By then Eva had realized how cold it had gotten. At first her slight sense of chill seemed the natural result of drying out after her drenching, but even when she was dry she found she was shivering, and was glad of the warmth of Sniff’s body. Not that it could have been cold by the standards of winter in the Reserve, but compared with the steady, steamy heat of the last week, when even chimps, who had evolved for a climate like that, had needed to rest through the middle of the day, the change was extraordinary.
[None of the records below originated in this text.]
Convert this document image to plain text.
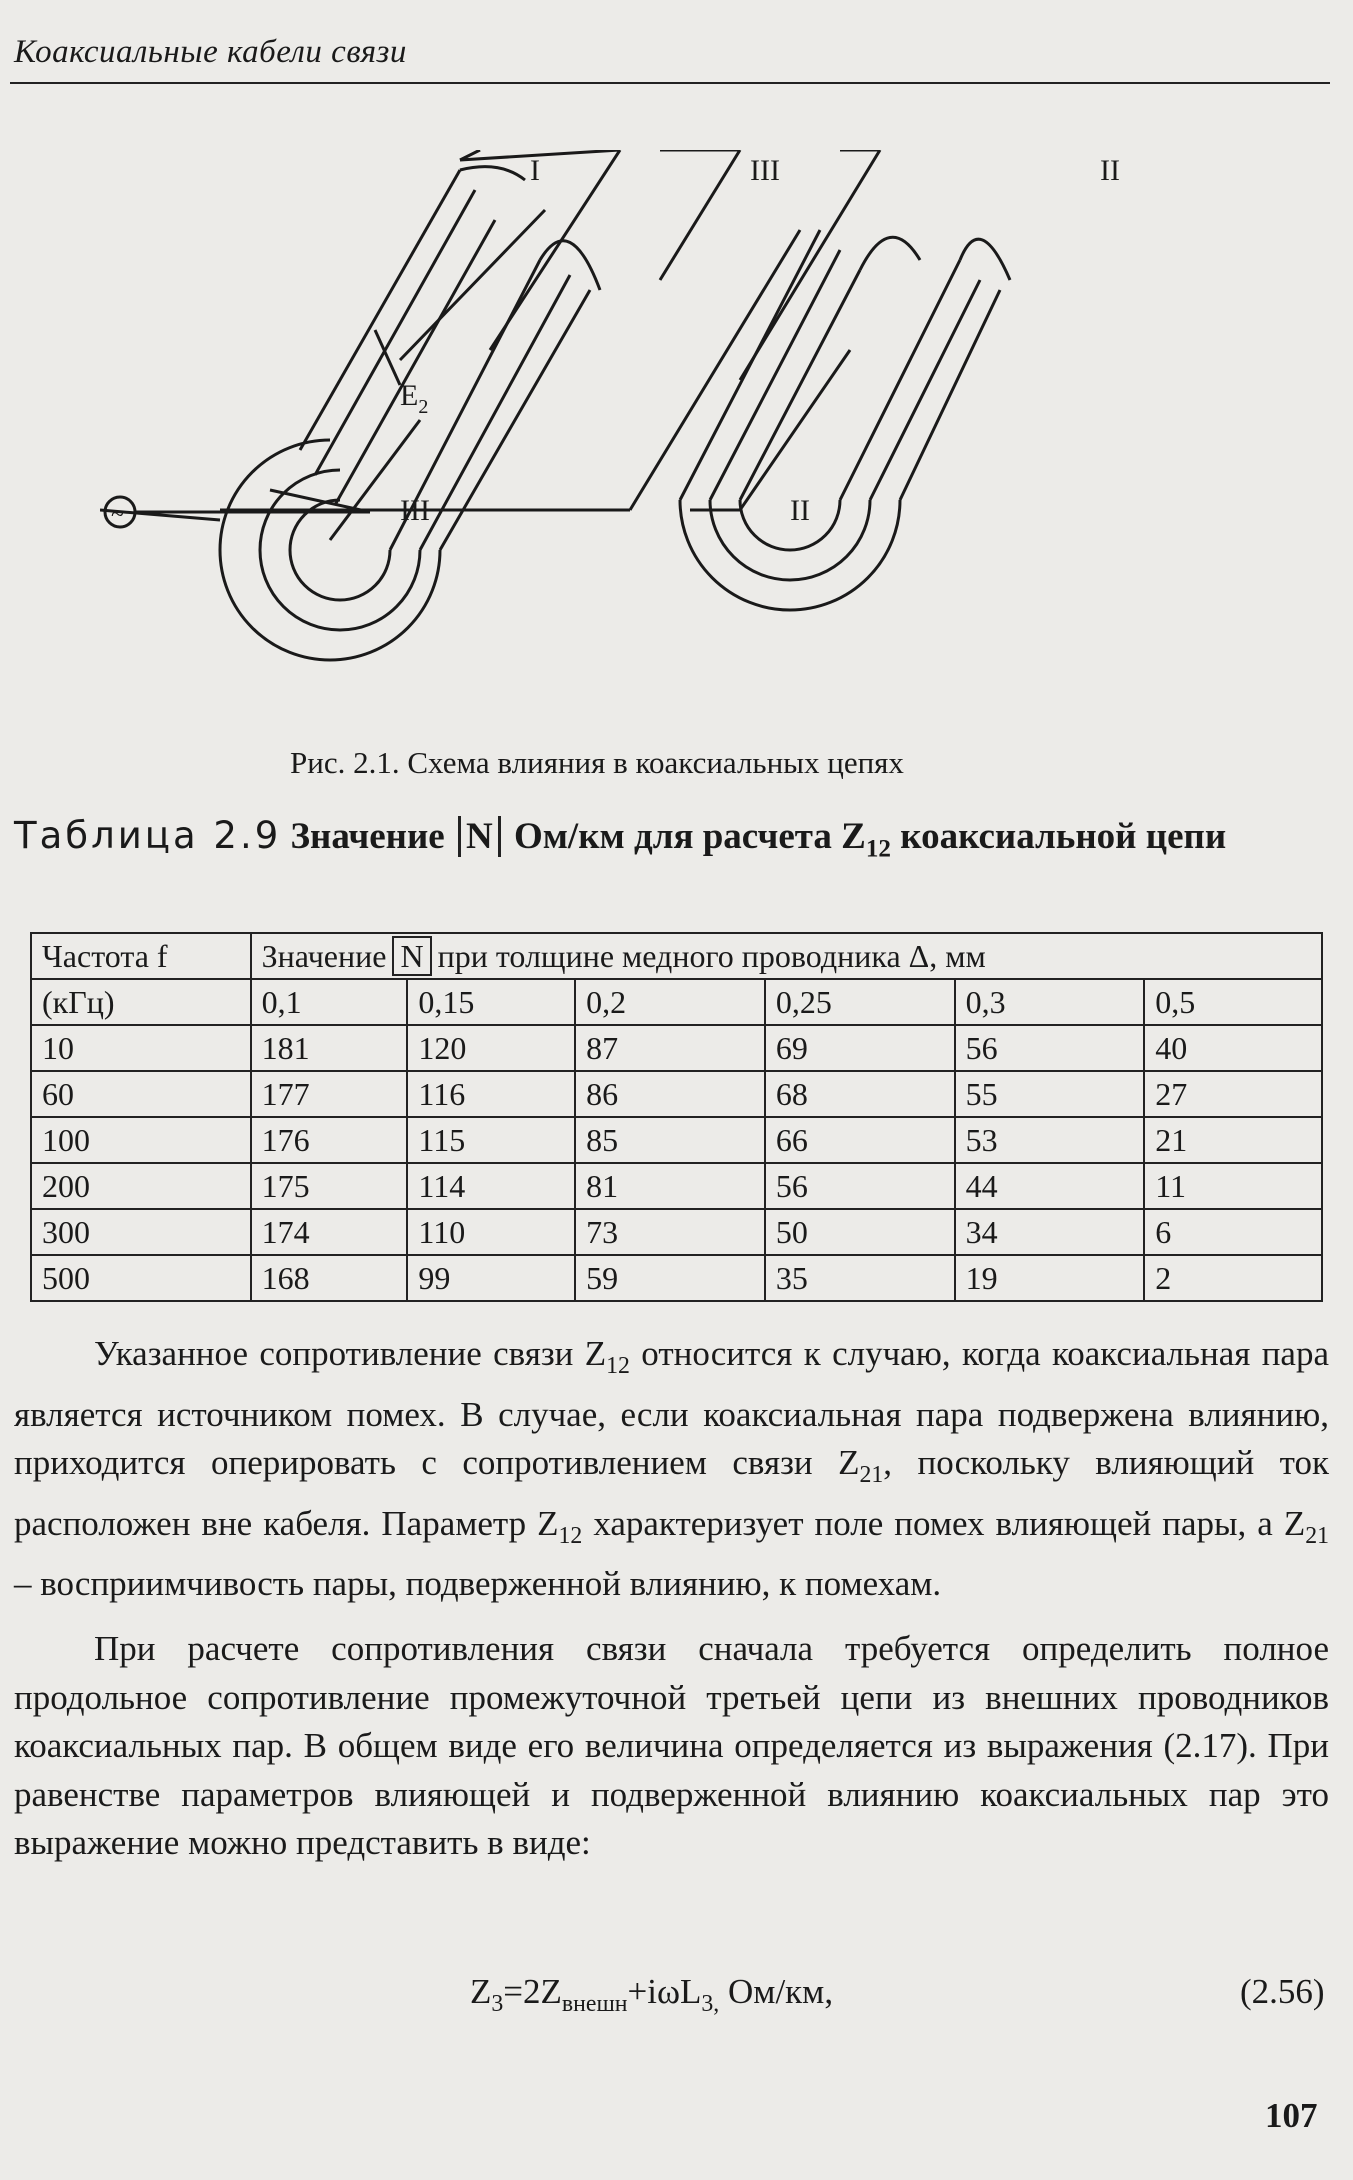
Коаксиальные кабели связи
I	III	II
$E_2$
III	II
~
Рис. 2.1. Схема влияния в коаксиальных цепях
Таблица 2.9 Значение N Ом/км для расчета $Z_{12}$ коаксиальной цепи
Частота f	Значение N при толщине медного проводника Δ, мм					
(кГц)	0,1	0,15	0,2	0,25	0,3	0,5
10	181	120	87	69	56	40
60	177	116	86	68	55	27
100	176	115	85	66	53	21
200	175	114	81	56	44	11
300	174	110	73	50	34	6
500	168	99	59	35	19	2
Указанное сопротивление связи $Z_{12}$ относится к случаю, когда коаксиальная пара является источником помех. В случае, если коаксиальная пара подвержена влиянию, приходится оперировать с сопротивлением связи $Z_{21}$, поскольку влияющий ток расположен вне кабеля. Параметр $Z_{12}$ характеризует поле помех влияющей пары, а $Z_{21}$ – восприимчивость пары, подверженной влиянию, к помехам.
При расчете сопротивления связи сначала требуется определить полное продольное сопротивление промежуточной третьей цепи из внешних проводников коаксиальных пар. В общем виде его величина определяется из выражения (2.17). При равенстве параметров влияющей и подверженной влиянию коаксиальных пар это выражение можно представить в виде:
$Z_3=2Z_{внешн}+i\omega L_{3,}$ Ом/км,	(2.56)
107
How long did typhoons last? Two or three days, she seemed to remember. They were huge, intense eddies in the atmosphere, sweeping along on curving paths, weren’t they? If that was right you’d get the wind blowing harder and harder the nearer the center came, with the isobars packing in, and then it would change direction—you’d only get a lull if the center passed straight over you—and you’d have about the same amount of time before it was over. Anyway, it was going to get worse before it got better. The leaves of the tree they perched in were leathery and bitter. They had already stripped the ravine of anything edible.
Time was impossible to estimate. The howling minutes seemed like hours, but Eva noticed that as the wind rose the rain seemed to get less. Night would come with its usual rush, and then it would be pitch-dark, not even a firefly for guidance. Better go now. With a grunt of decision Eva started to move through the branches, then turned and made the “Come” sign to Sniff. He looked at her as if she were mad but stayed where he was, and she went on alone.
There was no way out along the flooded floor, so she took the route Blossom had found up the farther cliff. As she came out of the shelter the wind seemed to lift her the last stretch and then try and blow her on up the slope above. Keeping low to the ground, clutching at bushes and boulders, she worked her way sideways along the slope and down into the valley.
Here the wind was less, no more than gale force, but above her it crashed through the straining treetops, making sharp explosions like gunfire where some big wet leaf was slapping itself to tatters, and shrieking between the thinner branches so loudly that Eva was forced to stop and stuff moss into her ears to try and dull the pain. The whole floor of the valley, including the patch under the palms where they usually slept, was flooded. She made her way around the edge of the water, down through the area of scrub and out into the open. The stream had gathered itself into a torrent again and was foaming down the mountain. The rain was almost over. She could see right down to the coast, and beyond that white foam and black water under a sky as dark as nightfall. Creeping close above the ground, clutching at boulders, she made her way to the place Dad had shown her, found the key, and opened the steel chest. The chimp chow came in five-kilo sacks. She took two out of the chest and relocked it, then struggled back with one bag gripped between her teeth and the other under her arm. She had to leave the second one out above the ravine in order to climb down.